The system allows a tipster to send a text message of up to 160 characters to police, who are then able to send text messages back to the sender to ask follow-up questions. Charbonnier said that because of the two-way communication, Boston police have been able to get the information they need. He said police, who promise tipsters confidentiality and anonymity, have never tried to get a tipster’s identity from the third-party company, either by asking for it or through a subpoena.
“The reality is the protection of the tipster is more important than any one case,” he said.
Police would not release transcripts of the actual text messages they receive or give specifics on how the tips have led them to suspects, citing the confidentiality they promise tipsters.
Charbonnier said police use the tips as leads and have to corroborate the information given by tipsters, so the tipsters themselves aren’t called to court to testify.
Some police departments have heavily promoted the texting service in schools, leading to a flurry of tips about students having drugs and weapons.
In Douglas County, Colo., the sheriff’s office got a text message in May from a high school student who said another student had a “kill list.” Authorities never found the list but did find weapons in the student’s home.
“We did believe it was a credible threat,” said Phyllis Harvey, who administers the Text-A-Tip program for the Douglas County Sheriff’s Office.

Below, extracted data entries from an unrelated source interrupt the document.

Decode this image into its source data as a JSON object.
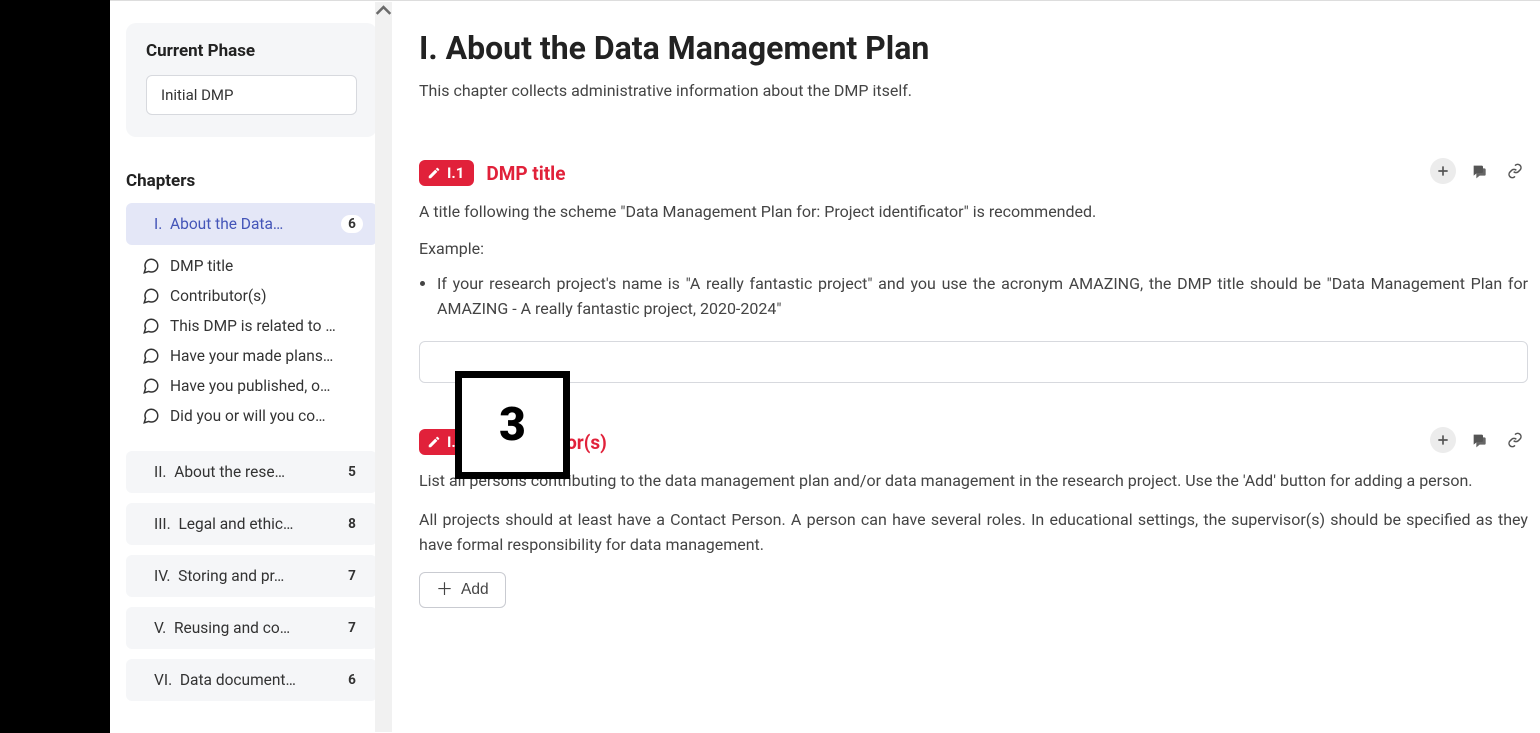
{
  "sidebar": {
    "phase_label": "Current Phase",
    "phase_value": "Initial DMP",
    "chapters_label": "Chapters",
    "chapters": [
      {
        "num": "I.",
        "label": "About the Data…",
        "count": "6",
        "active": true
      },
      {
        "num": "II.",
        "label": "About the rese…",
        "count": "5",
        "active": false
      },
      {
        "num": "III.",
        "label": "Legal and ethic…",
        "count": "8",
        "active": false
      },
      {
        "num": "IV.",
        "label": "Storing and pr…",
        "count": "7",
        "active": false
      },
      {
        "num": "V.",
        "label": "Reusing and co…",
        "count": "7",
        "active": false
      },
      {
        "num": "VI.",
        "label": "Data document…",
        "count": "6",
        "active": false
      }
    ],
    "active_questions": [
      "DMP title",
      "Contributor(s)",
      "This DMP is related to …",
      "Have your made plans…",
      "Have you published, o…",
      "Did you or will you co…"
    ]
  },
  "main": {
    "title": "I. About the Data Management Plan",
    "subtitle": "This chapter collects administrative information about the DMP itself.",
    "sections": {
      "s1": {
        "tag": "I.1",
        "title": "DMP title",
        "desc": "A title following the scheme \"Data Management Plan for: Project identificator\" is recommended.",
        "example_label": "Example:",
        "bullet": "If your research project's name is \"A really fantastic project\" and you use the acronym AMAZING, the DMP title should be \"Data Management Plan for AMAZING - A really fantastic project, 2020-2024\"",
        "input_value": ""
      },
      "s2": {
        "tag": "I.2",
        "title": "Contributor(s)",
        "desc1": "List all persons contributing to the data management plan and/or data management in the research project. Use the 'Add' button for adding a person.",
        "desc2": "All projects should at least have a Contact Person. A person can have several roles. In educational settings, the supervisor(s) should be specified as they have formal responsibility for data management.",
        "add_label": "Add"
      }
    }
  },
  "annotation": {
    "label": "3"
  }
}
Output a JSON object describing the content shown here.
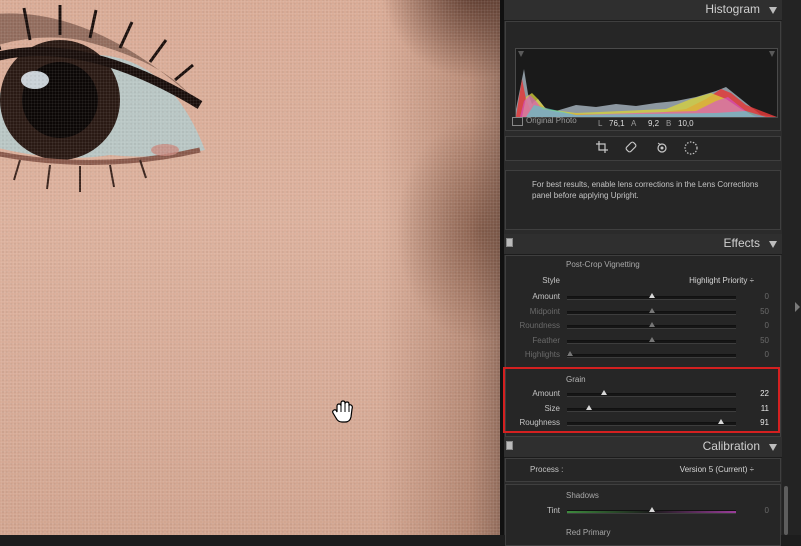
{
  "histogram": {
    "title": "Histogram",
    "readout": {
      "l_label": "L",
      "l_value": "76,1",
      "a_label": "A",
      "a_value": "9,2",
      "b_label": "B",
      "b_value": "10,0"
    },
    "original_photo_label": "Original Photo"
  },
  "tools": {
    "icons": [
      "crop-icon",
      "healing-brush-icon",
      "red-eye-icon",
      "masking-icon"
    ]
  },
  "upright_note": "For best results, enable lens corrections in the Lens Corrections panel before applying Upright.",
  "effects": {
    "title": "Effects",
    "vignette": {
      "heading": "Post-Crop Vignetting",
      "style_label": "Style",
      "style_value": "Highlight Priority ÷",
      "sliders": [
        {
          "label": "Amount",
          "value": "0",
          "pos": 0.5
        },
        {
          "label": "Midpoint",
          "value": "50",
          "pos": 0.5
        },
        {
          "label": "Roundness",
          "value": "0",
          "pos": 0.5
        },
        {
          "label": "Feather",
          "value": "50",
          "pos": 0.5
        },
        {
          "label": "Highlights",
          "value": "0",
          "pos": 0.02
        }
      ]
    },
    "grain": {
      "heading": "Grain",
      "sliders": [
        {
          "label": "Amount",
          "value": "22",
          "pos": 0.22
        },
        {
          "label": "Size",
          "value": "11",
          "pos": 0.13
        },
        {
          "label": "Roughness",
          "value": "91",
          "pos": 0.91
        }
      ]
    }
  },
  "calibration": {
    "title": "Calibration",
    "process_label": "Process :",
    "process_value": "Version 5 (Current) ÷",
    "shadows_heading": "Shadows",
    "tint_label": "Tint",
    "tint_value": "0",
    "tint_pos": 0.5,
    "red_primary_heading": "Red Primary"
  },
  "colors": {
    "accent_highlight": "#d42020",
    "panel_bg": "#2b2b2b"
  }
}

“Did we prevent something? Maybe, maybe not. We don’t know if the student was actually going to go through with the threats that he was making, but we would like to hope that we did prevent something.”
In Springfield, Mass., the texting program was just days old last month when police received a tip about a crack house. Police raided the house, made eight arrests and shut down the headquarters of a crack distribution ring, said Sgt. John Delaney.
“People don’t want to be labeled as a rat,” Delaney said. “This is breaking the barriers down.”
At the University of Southern California in Los Angeles, campus police have promoted the text-a-tip service as a way to keep rowdy football fans under control during games.
“We get tips like ‘three guys who are non-students are being rude and obnoxious behind us,’ ‘someone is cutting in line at the student gate,”’ said Carey Drayton, chief of USC’s Department of Public Safety.
“Those are things that could turn into fights. We are trying to stop things before they get too big,” he said.
Boston police say the anonymous nature of the text-a-tip service, combined with police foot and bicycle patrols in violent neighborhoods, has helped them build trust with people and put a dent in the anti-snitching attitude that was prevalent for years. Five years ago, some court spectators even wore “Stop Snitchin”’ T-shirts to the trial of two men charged in the shooting death of a 10-year-old girl.
“We’ve made a significant amount of progress in connecting with the community,” said Police Commissioner Ed Davis. “That makes a big difference when you’re dealing with the whole snitching situation.”